Etappe 8: Karl-von-Edel-Hütte - Mayrhofen

Die letzte Etappe des Berliner Höhenwegs führt in zahlreichen Serpentinen über Almen und durch Wälder hindurch zurück ins Tal nach Mayrhofen.


Beste Jahreszeit

Der Berliner Höhenweg ist am besten von Juli bis September zu begehen. In diesem Zeitraum sind die Wege meist schneefrei, die Hütten bewirtschaftet und die Wetterbedingungen vergleichsweise stabil. Im Juni öffnen zwar viele Hütten, es können aber noch Altschneefelder liegen und die Wege gefährlicher oder sogar unpassierbar machen. Besonders empfehlenswert ist der Spätsommer (Ende August bis Mitte September), da es dann oft etwas ruhiger ist und die Temperaturen mitunter angenehmer sind.

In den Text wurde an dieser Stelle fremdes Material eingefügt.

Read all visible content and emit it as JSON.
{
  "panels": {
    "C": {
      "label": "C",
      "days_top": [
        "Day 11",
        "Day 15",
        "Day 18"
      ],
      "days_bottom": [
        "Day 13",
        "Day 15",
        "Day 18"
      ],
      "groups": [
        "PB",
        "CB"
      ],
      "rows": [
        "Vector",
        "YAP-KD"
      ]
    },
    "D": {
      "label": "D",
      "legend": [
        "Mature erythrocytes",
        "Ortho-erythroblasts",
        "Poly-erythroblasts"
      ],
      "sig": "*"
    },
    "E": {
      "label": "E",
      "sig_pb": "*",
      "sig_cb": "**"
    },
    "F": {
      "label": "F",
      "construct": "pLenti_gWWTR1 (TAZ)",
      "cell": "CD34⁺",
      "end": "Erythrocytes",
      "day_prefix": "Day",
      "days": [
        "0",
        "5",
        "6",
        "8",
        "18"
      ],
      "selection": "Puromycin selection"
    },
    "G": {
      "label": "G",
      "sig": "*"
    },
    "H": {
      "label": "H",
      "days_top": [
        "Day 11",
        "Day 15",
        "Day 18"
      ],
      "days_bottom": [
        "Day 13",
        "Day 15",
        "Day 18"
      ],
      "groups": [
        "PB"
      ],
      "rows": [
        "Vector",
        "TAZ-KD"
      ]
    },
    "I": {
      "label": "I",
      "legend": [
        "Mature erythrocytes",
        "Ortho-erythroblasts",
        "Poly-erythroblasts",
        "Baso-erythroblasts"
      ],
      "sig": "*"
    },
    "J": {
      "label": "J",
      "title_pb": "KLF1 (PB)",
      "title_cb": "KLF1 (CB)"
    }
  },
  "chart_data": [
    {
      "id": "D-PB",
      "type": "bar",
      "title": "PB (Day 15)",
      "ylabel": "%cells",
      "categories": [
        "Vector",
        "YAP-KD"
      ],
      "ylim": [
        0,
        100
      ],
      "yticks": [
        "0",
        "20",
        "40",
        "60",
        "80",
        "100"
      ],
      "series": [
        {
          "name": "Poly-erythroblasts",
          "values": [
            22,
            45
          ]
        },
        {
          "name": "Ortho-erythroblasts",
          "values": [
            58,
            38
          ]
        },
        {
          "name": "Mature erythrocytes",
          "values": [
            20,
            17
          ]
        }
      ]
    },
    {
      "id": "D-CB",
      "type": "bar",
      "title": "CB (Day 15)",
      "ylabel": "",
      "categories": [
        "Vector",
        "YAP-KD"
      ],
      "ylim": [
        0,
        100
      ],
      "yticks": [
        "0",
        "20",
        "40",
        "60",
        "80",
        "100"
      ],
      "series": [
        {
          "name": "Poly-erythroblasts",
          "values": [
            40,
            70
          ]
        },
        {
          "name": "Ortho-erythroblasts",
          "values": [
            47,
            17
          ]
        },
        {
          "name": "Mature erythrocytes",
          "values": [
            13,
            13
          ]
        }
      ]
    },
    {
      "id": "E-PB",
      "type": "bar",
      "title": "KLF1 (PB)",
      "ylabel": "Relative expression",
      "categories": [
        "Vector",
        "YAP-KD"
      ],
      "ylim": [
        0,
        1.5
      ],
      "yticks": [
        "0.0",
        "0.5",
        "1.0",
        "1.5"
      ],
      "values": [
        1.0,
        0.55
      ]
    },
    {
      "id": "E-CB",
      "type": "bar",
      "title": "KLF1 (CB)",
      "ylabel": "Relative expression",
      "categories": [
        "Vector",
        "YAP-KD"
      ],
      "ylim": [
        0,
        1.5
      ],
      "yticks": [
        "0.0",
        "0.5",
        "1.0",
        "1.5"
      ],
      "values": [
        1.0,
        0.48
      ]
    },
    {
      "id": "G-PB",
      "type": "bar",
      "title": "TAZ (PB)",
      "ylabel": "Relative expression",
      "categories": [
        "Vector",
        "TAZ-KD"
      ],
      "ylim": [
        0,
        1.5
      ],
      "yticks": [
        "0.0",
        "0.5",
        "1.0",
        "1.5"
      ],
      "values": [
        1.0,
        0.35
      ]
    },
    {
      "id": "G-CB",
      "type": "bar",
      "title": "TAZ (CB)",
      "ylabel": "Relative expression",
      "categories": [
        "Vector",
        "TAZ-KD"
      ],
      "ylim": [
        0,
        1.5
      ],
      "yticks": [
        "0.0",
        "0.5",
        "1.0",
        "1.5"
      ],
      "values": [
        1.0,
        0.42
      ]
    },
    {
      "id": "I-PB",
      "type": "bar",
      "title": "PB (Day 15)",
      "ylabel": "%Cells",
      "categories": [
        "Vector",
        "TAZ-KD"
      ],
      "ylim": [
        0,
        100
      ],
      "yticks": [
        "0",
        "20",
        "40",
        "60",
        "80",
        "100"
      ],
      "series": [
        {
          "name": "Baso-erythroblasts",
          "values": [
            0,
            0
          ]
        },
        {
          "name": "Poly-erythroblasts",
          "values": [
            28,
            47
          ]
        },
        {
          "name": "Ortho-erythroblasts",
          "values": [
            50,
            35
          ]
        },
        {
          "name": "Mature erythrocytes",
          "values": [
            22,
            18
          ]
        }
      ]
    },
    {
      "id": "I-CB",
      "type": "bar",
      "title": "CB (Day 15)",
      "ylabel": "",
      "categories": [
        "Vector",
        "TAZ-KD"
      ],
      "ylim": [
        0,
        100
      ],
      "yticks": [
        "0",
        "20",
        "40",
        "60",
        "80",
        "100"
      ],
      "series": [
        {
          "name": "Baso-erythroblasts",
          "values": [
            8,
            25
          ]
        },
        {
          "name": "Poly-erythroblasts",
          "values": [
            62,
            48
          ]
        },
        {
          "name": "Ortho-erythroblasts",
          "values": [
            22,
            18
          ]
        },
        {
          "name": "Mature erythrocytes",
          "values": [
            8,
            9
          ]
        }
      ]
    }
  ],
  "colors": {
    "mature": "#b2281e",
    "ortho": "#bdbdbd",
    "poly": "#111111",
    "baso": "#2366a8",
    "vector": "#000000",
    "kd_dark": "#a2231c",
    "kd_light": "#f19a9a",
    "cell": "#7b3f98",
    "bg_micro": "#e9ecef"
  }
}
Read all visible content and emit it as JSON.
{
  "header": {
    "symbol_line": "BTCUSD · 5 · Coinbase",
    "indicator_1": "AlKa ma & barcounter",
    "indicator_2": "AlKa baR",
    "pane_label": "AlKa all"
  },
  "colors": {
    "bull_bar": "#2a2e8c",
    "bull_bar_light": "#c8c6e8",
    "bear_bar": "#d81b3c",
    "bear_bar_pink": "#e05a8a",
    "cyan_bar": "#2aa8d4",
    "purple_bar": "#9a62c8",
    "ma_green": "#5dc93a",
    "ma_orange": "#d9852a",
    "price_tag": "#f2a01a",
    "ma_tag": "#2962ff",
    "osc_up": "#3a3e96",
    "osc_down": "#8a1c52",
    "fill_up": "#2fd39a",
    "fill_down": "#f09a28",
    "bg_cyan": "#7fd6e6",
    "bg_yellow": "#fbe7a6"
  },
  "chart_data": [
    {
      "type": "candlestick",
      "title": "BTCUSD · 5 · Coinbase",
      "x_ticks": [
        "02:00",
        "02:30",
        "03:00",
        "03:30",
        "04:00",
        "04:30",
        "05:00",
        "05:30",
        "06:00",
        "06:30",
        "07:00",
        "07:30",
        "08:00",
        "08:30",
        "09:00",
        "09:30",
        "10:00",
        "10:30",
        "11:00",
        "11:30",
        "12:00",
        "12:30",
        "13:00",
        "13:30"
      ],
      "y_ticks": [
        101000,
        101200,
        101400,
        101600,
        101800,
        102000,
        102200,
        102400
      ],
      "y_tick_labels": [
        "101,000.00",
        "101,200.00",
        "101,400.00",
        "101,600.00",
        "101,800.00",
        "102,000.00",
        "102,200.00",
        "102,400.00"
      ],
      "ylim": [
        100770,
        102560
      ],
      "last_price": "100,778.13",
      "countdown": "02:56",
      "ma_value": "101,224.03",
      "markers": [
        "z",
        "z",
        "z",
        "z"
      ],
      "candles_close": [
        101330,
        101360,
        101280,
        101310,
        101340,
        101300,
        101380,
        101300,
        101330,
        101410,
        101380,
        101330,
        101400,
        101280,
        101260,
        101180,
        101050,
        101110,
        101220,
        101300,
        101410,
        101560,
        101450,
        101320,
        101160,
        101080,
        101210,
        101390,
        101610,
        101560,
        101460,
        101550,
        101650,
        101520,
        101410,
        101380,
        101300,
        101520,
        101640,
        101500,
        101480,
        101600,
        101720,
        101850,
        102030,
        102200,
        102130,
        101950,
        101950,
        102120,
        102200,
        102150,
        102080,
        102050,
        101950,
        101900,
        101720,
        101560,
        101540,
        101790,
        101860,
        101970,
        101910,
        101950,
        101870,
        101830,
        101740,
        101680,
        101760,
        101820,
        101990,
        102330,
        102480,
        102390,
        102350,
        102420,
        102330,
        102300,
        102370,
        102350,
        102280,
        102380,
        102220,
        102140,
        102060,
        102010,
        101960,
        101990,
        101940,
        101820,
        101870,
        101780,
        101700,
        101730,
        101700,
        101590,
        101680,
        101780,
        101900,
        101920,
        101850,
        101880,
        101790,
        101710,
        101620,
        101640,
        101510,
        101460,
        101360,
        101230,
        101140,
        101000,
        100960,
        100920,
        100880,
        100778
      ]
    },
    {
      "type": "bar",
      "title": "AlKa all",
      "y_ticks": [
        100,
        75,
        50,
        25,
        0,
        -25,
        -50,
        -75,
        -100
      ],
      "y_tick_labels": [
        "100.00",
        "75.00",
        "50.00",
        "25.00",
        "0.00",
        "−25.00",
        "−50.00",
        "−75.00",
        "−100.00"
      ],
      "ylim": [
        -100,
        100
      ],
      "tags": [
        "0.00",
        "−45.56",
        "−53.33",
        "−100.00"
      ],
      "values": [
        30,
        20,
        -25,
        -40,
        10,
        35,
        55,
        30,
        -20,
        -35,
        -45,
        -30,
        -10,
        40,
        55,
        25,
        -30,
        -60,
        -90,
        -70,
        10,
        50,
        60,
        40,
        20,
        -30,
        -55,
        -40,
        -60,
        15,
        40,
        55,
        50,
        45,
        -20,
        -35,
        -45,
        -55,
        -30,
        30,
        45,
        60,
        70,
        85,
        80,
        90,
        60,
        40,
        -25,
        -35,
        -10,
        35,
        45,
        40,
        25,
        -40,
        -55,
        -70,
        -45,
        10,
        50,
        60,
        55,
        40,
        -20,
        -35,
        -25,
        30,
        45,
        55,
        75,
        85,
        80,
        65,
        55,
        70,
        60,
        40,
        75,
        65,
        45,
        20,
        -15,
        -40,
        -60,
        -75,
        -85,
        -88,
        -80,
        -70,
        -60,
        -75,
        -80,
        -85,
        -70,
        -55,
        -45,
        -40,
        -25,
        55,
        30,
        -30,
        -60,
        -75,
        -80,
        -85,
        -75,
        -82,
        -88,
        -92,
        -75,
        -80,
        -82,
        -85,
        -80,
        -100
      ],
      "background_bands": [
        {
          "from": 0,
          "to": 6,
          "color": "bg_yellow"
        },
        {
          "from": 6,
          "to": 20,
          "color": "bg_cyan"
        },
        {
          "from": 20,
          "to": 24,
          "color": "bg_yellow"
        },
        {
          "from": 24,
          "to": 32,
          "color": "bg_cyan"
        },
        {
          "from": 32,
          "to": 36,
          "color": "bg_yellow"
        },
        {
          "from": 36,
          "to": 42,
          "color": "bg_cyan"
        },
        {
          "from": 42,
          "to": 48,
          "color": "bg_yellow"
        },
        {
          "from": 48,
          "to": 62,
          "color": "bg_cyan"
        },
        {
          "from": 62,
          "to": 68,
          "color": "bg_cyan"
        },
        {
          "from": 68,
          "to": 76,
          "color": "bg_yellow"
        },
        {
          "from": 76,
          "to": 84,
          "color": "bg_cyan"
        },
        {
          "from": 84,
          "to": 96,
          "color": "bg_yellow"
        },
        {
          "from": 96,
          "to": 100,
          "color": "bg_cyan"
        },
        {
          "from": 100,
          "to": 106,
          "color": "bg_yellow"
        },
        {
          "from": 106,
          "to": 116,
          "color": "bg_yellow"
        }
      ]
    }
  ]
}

Anforderungen und Schwierigkeit

Der Berliner Höhenweg ist eine teils hochalpine Mehrtagestour und richtet sich an erfahrene Bergwanderer. Technisch sind die meisten Abschnitte als "schwarz" und damit "schwer" klassifiziert: Es gibt schmale, teils ausgesetzte Steige, drahtseilversicherte Passagen und lange, konditionell fordernde Tagesetappen. Absolute Trittsicherheit, Schwindelfreiheit und gute Kondition sind Voraussetzung.